Reliable Short Term Water Demand Forecast Using Machine Learning—Part 1
摘要
Water scarcity is one of the main challenges that Gulf Cooperation Council (GCC) countries have been facing for multiple decades. The challenge grows bigger as the region experiences rapid social and economic transformation, leading to an increase in water demands. Out of the various solutions that were implemented to face the challenge, demand and supply side management were heavily investigated. The balance between water supply and demand requires efficient water management system techniques, which are highly dependent on the use of accurate forecasting methodologies and tools. Accurate demand forecasting is a necessary input to many water processes, such as determining the required water reserve precisely as well as developing optimum operational plans for pumping stations and water production plants. There is no single global optimum method used to forecast water demand.

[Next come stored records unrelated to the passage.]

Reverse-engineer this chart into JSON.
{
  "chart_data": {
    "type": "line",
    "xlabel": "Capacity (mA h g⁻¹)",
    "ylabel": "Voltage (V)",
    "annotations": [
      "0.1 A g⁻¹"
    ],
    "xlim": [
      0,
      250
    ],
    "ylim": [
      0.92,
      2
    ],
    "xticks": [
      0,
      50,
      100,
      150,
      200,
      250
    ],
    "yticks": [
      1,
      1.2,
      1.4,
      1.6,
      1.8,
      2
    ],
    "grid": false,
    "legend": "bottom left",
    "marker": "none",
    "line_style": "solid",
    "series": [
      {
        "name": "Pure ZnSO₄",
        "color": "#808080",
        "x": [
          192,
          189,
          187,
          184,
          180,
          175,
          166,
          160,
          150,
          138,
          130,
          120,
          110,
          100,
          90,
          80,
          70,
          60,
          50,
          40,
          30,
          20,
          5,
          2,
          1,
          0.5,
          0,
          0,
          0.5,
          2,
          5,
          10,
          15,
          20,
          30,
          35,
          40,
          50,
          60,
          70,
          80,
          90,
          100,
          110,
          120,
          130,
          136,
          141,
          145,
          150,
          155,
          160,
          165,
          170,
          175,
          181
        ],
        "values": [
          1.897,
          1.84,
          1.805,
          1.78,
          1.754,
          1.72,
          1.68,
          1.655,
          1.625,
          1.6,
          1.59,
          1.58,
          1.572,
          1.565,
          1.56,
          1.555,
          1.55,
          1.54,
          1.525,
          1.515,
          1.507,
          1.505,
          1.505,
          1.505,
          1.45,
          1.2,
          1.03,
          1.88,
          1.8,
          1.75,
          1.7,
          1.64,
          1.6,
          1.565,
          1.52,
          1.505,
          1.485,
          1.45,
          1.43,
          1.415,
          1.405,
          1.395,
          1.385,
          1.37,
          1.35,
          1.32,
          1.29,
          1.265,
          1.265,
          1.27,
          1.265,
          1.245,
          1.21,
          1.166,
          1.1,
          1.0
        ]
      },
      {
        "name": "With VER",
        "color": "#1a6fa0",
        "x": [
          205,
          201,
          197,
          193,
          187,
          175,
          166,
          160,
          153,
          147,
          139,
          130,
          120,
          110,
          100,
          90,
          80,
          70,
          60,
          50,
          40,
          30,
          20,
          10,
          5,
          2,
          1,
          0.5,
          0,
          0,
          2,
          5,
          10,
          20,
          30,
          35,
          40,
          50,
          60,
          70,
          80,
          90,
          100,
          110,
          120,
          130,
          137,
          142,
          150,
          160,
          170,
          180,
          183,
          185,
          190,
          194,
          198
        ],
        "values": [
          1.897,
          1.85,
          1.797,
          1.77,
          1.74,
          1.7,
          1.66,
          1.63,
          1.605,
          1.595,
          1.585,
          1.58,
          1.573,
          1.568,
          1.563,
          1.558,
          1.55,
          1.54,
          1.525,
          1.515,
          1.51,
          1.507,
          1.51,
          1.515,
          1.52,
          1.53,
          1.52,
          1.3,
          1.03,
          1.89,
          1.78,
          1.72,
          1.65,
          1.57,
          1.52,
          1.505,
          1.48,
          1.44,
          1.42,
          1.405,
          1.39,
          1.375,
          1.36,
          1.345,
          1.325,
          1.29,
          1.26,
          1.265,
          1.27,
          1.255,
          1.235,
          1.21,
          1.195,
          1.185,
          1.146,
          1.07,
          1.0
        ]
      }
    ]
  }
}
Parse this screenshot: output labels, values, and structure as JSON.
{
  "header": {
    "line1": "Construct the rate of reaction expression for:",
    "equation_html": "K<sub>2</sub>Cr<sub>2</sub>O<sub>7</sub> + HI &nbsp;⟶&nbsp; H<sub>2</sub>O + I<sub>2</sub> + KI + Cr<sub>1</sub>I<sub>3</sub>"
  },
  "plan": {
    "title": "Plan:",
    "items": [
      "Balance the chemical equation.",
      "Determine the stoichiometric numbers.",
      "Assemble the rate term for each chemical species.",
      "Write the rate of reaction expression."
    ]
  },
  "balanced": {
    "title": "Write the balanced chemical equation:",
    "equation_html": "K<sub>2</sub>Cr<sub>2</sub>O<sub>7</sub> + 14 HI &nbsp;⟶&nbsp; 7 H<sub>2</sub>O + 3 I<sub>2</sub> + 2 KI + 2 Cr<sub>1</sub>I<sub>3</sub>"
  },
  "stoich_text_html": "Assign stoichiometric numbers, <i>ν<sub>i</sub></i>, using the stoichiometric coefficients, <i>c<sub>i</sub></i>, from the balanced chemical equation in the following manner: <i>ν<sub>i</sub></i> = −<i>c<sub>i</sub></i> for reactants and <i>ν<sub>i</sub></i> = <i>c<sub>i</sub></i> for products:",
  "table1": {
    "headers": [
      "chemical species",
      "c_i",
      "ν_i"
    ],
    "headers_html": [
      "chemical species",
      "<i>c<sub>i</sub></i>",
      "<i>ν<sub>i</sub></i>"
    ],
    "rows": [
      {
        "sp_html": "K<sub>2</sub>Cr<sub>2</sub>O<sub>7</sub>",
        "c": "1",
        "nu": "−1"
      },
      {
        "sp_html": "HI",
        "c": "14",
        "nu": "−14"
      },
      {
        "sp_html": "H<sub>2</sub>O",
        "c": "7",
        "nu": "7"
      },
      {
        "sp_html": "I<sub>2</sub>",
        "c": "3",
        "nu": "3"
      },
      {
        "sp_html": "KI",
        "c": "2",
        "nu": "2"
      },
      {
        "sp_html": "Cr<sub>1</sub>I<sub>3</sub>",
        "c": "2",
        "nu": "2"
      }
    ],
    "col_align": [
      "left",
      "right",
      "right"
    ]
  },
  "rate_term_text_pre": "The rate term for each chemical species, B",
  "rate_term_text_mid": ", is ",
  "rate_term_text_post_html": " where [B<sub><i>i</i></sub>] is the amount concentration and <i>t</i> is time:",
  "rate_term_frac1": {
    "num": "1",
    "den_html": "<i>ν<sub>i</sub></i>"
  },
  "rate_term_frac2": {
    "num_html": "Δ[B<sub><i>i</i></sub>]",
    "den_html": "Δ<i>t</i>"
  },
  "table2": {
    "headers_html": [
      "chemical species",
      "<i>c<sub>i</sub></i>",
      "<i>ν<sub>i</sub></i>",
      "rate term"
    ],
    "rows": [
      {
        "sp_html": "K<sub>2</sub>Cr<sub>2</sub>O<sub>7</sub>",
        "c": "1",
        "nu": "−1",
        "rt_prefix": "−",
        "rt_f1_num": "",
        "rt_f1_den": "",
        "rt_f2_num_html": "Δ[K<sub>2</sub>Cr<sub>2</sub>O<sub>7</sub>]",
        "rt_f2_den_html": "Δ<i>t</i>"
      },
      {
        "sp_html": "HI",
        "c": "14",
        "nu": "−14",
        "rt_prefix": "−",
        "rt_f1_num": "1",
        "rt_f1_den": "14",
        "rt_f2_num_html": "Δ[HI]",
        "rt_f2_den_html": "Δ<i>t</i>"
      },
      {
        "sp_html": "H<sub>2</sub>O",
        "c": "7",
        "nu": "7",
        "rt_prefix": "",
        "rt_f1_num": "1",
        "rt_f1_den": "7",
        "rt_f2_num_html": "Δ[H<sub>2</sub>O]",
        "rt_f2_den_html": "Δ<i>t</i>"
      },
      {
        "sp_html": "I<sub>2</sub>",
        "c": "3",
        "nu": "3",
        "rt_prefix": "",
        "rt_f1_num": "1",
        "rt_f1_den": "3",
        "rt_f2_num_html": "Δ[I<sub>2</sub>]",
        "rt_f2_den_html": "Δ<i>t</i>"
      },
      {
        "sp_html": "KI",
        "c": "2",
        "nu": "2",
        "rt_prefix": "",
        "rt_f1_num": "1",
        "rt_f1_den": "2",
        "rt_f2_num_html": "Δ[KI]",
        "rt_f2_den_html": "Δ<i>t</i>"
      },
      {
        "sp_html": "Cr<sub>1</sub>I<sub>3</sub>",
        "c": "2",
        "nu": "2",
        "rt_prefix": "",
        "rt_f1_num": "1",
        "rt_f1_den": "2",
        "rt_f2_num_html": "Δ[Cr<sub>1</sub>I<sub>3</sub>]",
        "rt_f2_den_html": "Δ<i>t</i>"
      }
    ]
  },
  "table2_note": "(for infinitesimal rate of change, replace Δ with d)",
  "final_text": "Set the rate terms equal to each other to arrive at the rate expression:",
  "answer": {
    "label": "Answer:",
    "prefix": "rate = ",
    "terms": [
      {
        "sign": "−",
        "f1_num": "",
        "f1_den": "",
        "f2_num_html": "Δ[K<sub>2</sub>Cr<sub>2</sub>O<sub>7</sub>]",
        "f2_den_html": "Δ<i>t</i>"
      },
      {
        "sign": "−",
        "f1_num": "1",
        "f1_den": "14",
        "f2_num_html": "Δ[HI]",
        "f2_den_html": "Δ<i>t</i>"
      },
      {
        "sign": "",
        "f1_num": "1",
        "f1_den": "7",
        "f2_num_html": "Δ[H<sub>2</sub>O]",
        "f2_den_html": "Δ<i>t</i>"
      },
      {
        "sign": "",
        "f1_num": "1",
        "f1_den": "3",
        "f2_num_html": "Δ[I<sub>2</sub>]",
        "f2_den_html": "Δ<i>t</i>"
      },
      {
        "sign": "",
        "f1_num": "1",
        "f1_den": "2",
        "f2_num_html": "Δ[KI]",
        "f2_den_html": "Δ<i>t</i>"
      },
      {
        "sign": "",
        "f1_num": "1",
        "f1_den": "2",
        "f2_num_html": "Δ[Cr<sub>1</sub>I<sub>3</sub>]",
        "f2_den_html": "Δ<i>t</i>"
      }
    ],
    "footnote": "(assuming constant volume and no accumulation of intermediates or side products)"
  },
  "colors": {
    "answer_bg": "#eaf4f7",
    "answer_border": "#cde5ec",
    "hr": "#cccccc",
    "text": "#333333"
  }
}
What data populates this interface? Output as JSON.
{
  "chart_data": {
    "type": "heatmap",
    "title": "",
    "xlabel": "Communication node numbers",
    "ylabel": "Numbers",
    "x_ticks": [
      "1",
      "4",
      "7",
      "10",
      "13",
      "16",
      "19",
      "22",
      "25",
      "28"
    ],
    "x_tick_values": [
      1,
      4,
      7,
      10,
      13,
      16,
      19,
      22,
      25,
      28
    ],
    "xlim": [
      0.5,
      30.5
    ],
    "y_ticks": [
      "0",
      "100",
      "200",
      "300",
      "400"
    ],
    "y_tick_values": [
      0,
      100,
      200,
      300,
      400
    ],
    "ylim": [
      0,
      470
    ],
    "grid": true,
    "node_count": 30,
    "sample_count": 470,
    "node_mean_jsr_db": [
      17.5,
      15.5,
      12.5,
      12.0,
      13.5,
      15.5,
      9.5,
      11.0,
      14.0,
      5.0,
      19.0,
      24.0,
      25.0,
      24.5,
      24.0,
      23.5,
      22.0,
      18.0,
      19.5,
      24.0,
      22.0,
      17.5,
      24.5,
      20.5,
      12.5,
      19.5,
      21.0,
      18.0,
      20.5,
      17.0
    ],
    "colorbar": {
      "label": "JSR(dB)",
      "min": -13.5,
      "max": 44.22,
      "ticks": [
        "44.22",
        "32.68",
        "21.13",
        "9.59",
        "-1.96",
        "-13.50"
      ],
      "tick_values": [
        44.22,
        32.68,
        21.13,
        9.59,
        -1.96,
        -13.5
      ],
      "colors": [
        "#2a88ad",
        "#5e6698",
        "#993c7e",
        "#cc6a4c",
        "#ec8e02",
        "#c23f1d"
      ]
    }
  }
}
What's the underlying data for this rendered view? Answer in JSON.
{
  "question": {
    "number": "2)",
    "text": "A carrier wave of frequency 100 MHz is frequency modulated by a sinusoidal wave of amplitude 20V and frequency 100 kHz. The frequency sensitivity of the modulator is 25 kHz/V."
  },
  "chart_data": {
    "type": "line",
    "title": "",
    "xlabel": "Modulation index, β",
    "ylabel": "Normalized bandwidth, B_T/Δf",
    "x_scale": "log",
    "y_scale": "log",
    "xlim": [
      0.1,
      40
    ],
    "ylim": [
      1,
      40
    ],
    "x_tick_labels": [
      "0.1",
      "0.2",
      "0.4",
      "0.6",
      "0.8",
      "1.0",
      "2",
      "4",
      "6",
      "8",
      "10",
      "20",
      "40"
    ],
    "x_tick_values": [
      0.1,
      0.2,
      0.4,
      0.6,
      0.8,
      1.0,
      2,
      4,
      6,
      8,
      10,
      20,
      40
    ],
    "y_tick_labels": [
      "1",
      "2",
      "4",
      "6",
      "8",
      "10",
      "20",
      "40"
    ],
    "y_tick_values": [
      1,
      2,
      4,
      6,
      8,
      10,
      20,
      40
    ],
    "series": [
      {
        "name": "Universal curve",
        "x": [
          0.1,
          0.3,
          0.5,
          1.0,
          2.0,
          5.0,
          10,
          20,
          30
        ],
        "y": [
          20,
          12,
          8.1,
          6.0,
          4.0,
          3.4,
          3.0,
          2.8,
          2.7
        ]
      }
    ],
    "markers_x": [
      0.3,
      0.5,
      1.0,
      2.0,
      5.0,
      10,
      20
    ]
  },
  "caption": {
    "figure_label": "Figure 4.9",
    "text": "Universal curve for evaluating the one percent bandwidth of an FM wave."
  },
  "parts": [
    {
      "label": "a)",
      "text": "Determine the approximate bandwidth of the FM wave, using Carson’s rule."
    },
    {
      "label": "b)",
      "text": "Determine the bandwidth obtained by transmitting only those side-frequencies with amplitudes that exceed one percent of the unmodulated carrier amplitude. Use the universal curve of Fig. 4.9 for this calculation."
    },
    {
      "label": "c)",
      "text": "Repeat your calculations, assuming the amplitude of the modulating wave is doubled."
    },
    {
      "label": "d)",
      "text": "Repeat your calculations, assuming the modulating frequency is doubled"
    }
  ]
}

It is more of a case-by-case approach depending on the network complexity, operational limitations, available data, forecast horizon, intuitiveness of the tool, and accepted percentage of deviation between actual and forecasted demand. The purpose of this paper is to achieve the global sustainability goal by addressing the gap that is currently present between water supply and demand. This is done by presenting an innovative and accurate methodology to forecast water demand using machine learning (ML) for the short-term. The results for a water utility in the United Arab Emirates (UAE) showed that the mean absolute percentage error (MAPE) between the actual and forecasted demand was reduced from 5.42% for the conventional forecasting method to 3.25% for the proposed ML forecasting method. Similarly, the root mean square error (RMSE) was reduced from 11.14 million imperial gallons per day (MIGD) for the conventional forecasting method to 7.6 (MIGD) for the proposed ML forecasting method. Additionally, the total difference per year between the actual and forecasted demand was reduced from 2683 million imperial gallons (MIG) for the conventional forecasting method to 898 (MIG) for the proposed ML forecasting method. This shows that by having an accurate demand forecast, the gap between actual and forecasted demand can be reduced, which will improve the overall efficiency and performance of the water management system.